- Input: Starts with raw text.
- Language Detection: LanguageDetectionService identifies the language (can use TYPO3 context).
- Text Analysis Core: TextAnalysisService takes the raw text and detected language to:
- Clean the text.
- Tokenize it into words.
- Remove language-specific stop words (using StopWordsFactory).
- Stem the words (using wamania/php-stemmer).
- The output is processed text (usually a list of stemmed tokens).
- Advanced Processing (using processed text and language):
- TextVectorizerService: Converts processed text from multiple documents into numerical vectors (TF-IDF or DTM) and calculates cosine similarity between them.

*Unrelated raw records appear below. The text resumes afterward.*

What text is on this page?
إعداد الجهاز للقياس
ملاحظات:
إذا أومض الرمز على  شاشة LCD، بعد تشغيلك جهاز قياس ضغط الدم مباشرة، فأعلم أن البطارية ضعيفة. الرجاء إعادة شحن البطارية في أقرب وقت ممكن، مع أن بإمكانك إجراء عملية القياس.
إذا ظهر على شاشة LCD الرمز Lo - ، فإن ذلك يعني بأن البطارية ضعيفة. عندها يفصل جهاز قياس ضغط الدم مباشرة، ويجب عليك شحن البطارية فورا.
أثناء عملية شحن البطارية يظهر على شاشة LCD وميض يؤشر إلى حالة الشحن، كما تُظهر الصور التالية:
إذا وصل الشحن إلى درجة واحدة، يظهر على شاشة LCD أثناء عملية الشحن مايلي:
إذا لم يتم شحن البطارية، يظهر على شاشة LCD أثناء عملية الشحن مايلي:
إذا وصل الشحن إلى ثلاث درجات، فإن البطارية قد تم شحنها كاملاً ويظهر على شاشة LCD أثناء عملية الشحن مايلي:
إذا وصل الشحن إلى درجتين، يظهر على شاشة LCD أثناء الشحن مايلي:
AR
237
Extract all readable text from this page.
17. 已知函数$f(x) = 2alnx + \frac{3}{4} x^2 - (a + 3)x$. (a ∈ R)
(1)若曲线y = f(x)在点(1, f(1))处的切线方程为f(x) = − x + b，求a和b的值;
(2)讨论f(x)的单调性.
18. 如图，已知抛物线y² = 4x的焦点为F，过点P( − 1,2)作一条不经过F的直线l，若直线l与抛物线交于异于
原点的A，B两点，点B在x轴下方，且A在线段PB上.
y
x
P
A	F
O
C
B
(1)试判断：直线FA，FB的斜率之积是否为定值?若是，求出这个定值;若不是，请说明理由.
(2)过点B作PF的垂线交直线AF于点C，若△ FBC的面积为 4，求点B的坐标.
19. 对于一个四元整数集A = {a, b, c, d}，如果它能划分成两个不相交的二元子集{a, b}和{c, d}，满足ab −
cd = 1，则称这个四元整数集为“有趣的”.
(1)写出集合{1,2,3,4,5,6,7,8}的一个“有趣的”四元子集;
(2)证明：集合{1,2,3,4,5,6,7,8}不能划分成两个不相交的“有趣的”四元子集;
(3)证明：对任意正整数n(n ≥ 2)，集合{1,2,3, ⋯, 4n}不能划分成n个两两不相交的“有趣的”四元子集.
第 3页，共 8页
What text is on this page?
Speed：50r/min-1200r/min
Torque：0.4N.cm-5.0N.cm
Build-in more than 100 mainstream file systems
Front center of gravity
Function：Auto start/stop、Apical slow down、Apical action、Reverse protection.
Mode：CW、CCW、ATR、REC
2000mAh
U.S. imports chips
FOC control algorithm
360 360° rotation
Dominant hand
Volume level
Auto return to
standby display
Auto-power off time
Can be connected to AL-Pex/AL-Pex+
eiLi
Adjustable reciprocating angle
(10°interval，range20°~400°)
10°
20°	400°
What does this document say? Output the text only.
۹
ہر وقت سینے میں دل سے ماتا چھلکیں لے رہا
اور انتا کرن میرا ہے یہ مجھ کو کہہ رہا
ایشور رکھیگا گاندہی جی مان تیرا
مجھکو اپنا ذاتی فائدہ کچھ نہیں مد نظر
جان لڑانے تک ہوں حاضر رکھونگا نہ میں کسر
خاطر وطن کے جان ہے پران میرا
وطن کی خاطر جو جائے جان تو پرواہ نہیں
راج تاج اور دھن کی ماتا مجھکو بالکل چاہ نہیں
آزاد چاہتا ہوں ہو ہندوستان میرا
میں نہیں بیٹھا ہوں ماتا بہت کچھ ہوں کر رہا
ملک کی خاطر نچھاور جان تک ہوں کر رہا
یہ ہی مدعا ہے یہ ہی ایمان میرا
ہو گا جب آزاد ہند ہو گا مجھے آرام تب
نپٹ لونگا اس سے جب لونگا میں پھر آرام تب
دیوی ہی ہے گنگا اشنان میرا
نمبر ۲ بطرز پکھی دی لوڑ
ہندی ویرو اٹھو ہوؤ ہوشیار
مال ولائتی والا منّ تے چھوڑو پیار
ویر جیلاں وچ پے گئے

- TextClusteringService: Uses the vectors (from TextVectorizerService) to group similar documents together using algorithms like K-Means.
- TopicModelingService: Uses processed text or vectors to extract representative terms, topics (often via clustering), or key phrases.
- Direct Outputs: Basic results like tokens or n-grams can also be directly obtained from TextAnalysisService.
- Cross-Cutting Concerns:
- All services are typically obtained and used via TYPO3's Dependency Injection.
- Most calculation-intensive services (TextAnalysisService, TextVectorizerService, TextClusteringService, TopicModelingService) can leverage the TYPO3 Caching Framework to store and reuse results, improving performance.
- Output: The results (similarity scores, clusters, topics, etc.) are then available for use by the calling application or extension (like Semantic Suggestion or Page Link Insights).
<?php
// Example of injection and usage in another TYPO3 service
use Cywolf\NlpTools\Service\TextAnalysisService;
use Cywolf\NlpTools\Service\LanguageDetectionService;
class MyContentProcessor
{
private TextAnalysisService $textAnalyzer;
private LanguageDetectionService $languageDetector;
public function __construct(
TextAnalysisService $textAnalyzer,
LanguageDetectionService $languageDetector
) {
$this->textAnalyzer = $textAnalyzer;
$this->languageDetector = $languageDetector;
}
public function analyze(string $rawText): array
{
$language = $this->languageDetector->detectLanguage($rawText);
// Cleans, tokenizes, and removes stop words
$cleanedText = $this->textAnalyzer->removeStopWords($rawText, $language);
// Reduces words to their root (stemming)
$stemmedWords = $this->textAnalyzer->stem($cleanedText, $language);
// Returns an array of stemmed words
return [
'language' => $language,
'processed_text' => implode(' ', $stemmedWords)
// ... other possible analyses
];
}
}
Thanks to this solid foundation and its extensive features (going beyond simple stop word removal to include vectorization, clustering, and topic modeling), NLP Tools enables other extensions like Semantic Suggestion to perform complex and relevant semantic analyses.
Multilingual Support
A particularly important aspect of NLP Tools is its support for multiple languages. The extension includes stop word dictionaries and specific rules for several European languages:
- French
- English
- German
- Spanish
Automatic language detection allows for correct processing of multilingual sites without additional configuration.
Integration with Solr for Enhanced Search
In addition to optimizing internal linking, the extension suite integrates seamlessly with Apache Solr to improve search results.
Weighting Search Results
Metrics calculated by Page Link Insights (PageRank, centrality) are used to weight search results:
plugin.tx_solr {
search {
relevance {
multiplier {
pagerank = 2.0
inboundLinks = 1.5
}
formula = sum(
mul(queryNorm(dismax(v:1)), 1.0),
mul(fieldValue(pagerank_f), 2.0),
mul(fieldValue(inbound_links_i), 1.5)
)
}
}
}
This configuration increases the relevance of pages that are important within the site structure during user searches.
Practical Use Cases for the Extensions
For News Websites
On news websites, the Semantic Suggestion extension can automatically generate "Related Articles" sections by identifying articles sharing similar themes. This helps keep readers engaged longer on the site by offering them additional relevant content.
For E-commerce Sites
In an e-commerce context, the extension suite can improve product recommendations by analyzing descriptions and categories to suggest complementary or alternative products, thereby increasing cross-selling opportunities.
For Institutional Websites
For institutional sites with numerous informational pages, thematic analysis helps create coherent "See also" sections, facilitating user navigation to related information without manual intervention.
Performance and Optimization
One of the major challenges of semantic processing is performance management, especially on large sites. The extension suite uses several strategies to maintain optimal performance:
- Database Storage: Similarity calculations are performed by a scheduled task and stored in the database.
- Caching: Intermediate results are cached to avoid unnecessary calculations.
- Asynchronous Processing: Intensive calculations are performed in the background.
- Algorithm Optimization: Similarity algorithms are optimized for large data volumes.
Future Development Perspectives
The next development steps include:
- Integration of external similarity calculations: Adding the possibility to use an external module.
- More comprehensive support from nlp_tools to lighten semantic_suggestion and page_link_insight.